The Apprentice impressionne surtout par la construction de ses personnages, notamment le trio composé des deux duos Donald/Ivana et Donald/Roy. L’idée d’un mariage à trois est même plus que suggérée lorsque, au mariage des Trump, c’est Cohn qui attrape le bouquet. C’est en revanche dans la sphère privée que le film ose une incursion courageuse, lorsque le jeune Donald Trump découvre au cours d’une soirée que son maître est en réalité homosexuel. Le biopic travaille alors l’idéologie homophobe de l’homme d’affaire, qui oublie convenablement ce détail mais craint d’attraper le SIDA lorsque Cohn le touchera, une fois atteint. Il y a une concurrence irrésoluble entre Roy et Ivana, le premier ayant découvert et fabriqué le mythe Trump, la seconde ayant le privilège du mariage légitime avec l’homme d’affaires. Il ne peut être qu’un homme en crise sexuelle, littéralement impuissant de par son excessive prise médicamenteuse, mais aussi sur le plan symbolique du fait de son homophobie.

Cette crise devient alors le plus grand défaut de Trump, de sa propre faute au regard du discours essentialiste qu’il ressort en permanence, et qui le mènera d’ailleurs à s’éloigner de Roy Cohn une fois qu’il apprendra sa maladie.
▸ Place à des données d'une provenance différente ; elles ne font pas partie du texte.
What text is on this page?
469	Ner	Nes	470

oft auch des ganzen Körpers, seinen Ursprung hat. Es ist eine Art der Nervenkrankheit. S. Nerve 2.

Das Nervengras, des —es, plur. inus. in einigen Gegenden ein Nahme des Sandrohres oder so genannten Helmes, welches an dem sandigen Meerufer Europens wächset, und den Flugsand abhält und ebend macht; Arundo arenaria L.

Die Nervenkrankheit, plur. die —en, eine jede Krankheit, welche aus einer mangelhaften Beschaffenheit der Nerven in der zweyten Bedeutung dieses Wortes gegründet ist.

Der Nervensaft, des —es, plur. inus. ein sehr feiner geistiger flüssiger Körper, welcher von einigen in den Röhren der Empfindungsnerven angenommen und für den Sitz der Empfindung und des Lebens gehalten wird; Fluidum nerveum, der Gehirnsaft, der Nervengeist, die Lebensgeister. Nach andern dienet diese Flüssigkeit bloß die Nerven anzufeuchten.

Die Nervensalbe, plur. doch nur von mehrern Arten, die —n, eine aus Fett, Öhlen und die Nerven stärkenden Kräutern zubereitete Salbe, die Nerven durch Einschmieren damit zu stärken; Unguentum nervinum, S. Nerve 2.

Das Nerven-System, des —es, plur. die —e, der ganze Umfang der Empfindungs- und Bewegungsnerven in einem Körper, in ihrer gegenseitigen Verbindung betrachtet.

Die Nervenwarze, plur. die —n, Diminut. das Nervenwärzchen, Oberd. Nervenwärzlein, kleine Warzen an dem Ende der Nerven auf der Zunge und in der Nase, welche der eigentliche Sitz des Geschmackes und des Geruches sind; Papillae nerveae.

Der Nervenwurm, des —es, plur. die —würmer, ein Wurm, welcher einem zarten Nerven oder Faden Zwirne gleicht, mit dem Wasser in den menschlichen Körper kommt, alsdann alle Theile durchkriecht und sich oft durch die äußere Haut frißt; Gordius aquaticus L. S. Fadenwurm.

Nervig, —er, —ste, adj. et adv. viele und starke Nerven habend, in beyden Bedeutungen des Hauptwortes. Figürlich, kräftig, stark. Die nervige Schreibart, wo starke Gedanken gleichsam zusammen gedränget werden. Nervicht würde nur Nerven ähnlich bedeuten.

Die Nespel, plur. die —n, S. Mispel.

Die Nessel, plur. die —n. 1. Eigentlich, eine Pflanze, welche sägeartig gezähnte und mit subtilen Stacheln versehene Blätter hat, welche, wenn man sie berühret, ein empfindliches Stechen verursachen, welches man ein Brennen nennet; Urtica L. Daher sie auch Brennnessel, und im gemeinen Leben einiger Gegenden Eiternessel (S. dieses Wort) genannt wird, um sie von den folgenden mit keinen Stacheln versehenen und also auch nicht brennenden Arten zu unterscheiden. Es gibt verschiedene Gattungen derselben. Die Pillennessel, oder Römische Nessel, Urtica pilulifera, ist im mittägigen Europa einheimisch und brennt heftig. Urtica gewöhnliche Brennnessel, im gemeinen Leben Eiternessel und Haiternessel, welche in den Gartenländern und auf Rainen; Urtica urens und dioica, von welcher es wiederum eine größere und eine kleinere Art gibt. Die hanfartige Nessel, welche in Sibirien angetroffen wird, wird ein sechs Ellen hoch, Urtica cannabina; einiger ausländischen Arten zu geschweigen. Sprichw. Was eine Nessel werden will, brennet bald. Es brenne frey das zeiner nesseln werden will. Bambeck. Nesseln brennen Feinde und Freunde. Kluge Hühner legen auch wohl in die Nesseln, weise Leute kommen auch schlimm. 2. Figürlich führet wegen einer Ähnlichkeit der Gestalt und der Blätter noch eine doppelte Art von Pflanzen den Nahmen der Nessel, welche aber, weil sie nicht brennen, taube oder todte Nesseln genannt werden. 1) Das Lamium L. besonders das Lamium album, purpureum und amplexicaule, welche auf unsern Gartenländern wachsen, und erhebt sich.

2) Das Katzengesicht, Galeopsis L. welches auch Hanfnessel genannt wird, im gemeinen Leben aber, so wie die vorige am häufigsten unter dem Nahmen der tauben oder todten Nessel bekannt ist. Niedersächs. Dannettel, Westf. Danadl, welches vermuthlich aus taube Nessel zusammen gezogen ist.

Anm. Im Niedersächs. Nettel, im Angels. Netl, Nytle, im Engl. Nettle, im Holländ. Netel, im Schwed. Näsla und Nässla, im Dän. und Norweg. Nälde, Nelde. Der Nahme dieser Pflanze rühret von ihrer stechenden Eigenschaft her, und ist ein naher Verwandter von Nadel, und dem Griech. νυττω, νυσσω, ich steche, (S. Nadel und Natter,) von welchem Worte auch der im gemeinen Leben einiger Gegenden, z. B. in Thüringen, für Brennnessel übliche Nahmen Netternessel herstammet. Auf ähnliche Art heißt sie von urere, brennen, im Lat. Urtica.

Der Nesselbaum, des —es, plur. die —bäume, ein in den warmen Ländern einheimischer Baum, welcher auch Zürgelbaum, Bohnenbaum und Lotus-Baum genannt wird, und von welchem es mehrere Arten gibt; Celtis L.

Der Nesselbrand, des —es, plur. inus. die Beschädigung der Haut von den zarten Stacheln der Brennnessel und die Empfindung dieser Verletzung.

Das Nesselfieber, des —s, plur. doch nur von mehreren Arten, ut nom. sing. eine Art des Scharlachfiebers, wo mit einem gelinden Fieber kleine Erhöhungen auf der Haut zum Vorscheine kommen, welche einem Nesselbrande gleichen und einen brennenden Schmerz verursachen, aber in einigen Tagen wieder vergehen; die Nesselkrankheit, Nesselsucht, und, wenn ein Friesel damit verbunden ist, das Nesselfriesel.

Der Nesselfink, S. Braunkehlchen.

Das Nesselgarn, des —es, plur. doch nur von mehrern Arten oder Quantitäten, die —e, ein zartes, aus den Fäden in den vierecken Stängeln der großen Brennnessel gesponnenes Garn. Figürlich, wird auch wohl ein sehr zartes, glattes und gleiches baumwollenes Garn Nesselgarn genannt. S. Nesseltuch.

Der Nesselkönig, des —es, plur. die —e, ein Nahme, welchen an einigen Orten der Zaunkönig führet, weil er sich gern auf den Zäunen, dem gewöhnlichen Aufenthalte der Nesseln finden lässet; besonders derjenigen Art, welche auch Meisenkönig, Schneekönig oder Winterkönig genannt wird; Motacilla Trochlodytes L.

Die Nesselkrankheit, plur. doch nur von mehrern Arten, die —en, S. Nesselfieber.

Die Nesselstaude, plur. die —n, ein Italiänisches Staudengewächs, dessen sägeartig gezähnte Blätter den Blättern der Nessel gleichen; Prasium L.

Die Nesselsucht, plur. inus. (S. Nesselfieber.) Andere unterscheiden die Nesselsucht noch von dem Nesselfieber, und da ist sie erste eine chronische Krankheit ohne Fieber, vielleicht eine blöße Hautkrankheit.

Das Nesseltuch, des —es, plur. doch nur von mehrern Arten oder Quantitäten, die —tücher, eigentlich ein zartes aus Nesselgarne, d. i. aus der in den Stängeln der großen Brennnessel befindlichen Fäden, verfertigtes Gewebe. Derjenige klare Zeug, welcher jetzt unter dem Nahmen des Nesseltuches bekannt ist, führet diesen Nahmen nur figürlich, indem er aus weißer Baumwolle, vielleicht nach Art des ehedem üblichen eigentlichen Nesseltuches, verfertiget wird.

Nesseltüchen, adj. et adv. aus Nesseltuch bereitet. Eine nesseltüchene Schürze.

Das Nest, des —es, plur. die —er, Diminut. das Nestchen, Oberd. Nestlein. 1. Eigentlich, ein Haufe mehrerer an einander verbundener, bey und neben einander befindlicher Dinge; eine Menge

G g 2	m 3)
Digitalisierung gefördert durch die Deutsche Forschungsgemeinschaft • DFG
Sauvé par la deuxième règle qui dicte sa vie, il ne lui restera plus qu’à réécrire l’histoire de sa vie en omettant cette information. L’hypothèse est d’ailleurs soulevée dans le film lorsque Abbasi l’imagine appeler un journaliste aux opinions politiques opposées pour rédiger sa biographie ; parfait moyen de montrer l’impossibilité de retracer en un simple film les 1001 casquettes de celui qui finirait par devenir Président. Par ces différentes lignes de force que travaille le film, il tricote autour et avec finesse une toile de références à l’homme que Trump est devenu aujourd’hui : l’origine du slogan MAGA, devenir Président est la chose qu’il ferait s’il n’avait plus d’argent… 

En dressant ainsi un portrait à la fois critique et sincère (voire touchant) de l’homme d’affaire, ce jeune prodige new-yorkais empâté et peu attirant, The Apprentice dérive sereinement dans le registre vulgaire, la véritable essence de ce personnage que la fiction n’aurait jamais pu inventer. On voit ainsi Trump se faire triturer par des chirurgiens pour lui retirer la graisse du ventre et lui découper une partie du crâne pour faire disparaître son début de calvitie, ou encore comparer son visage à une orange… Sous la peau, l’homme n’est peut-être pas pulpeux, mais son jus méritait bien une première analyse.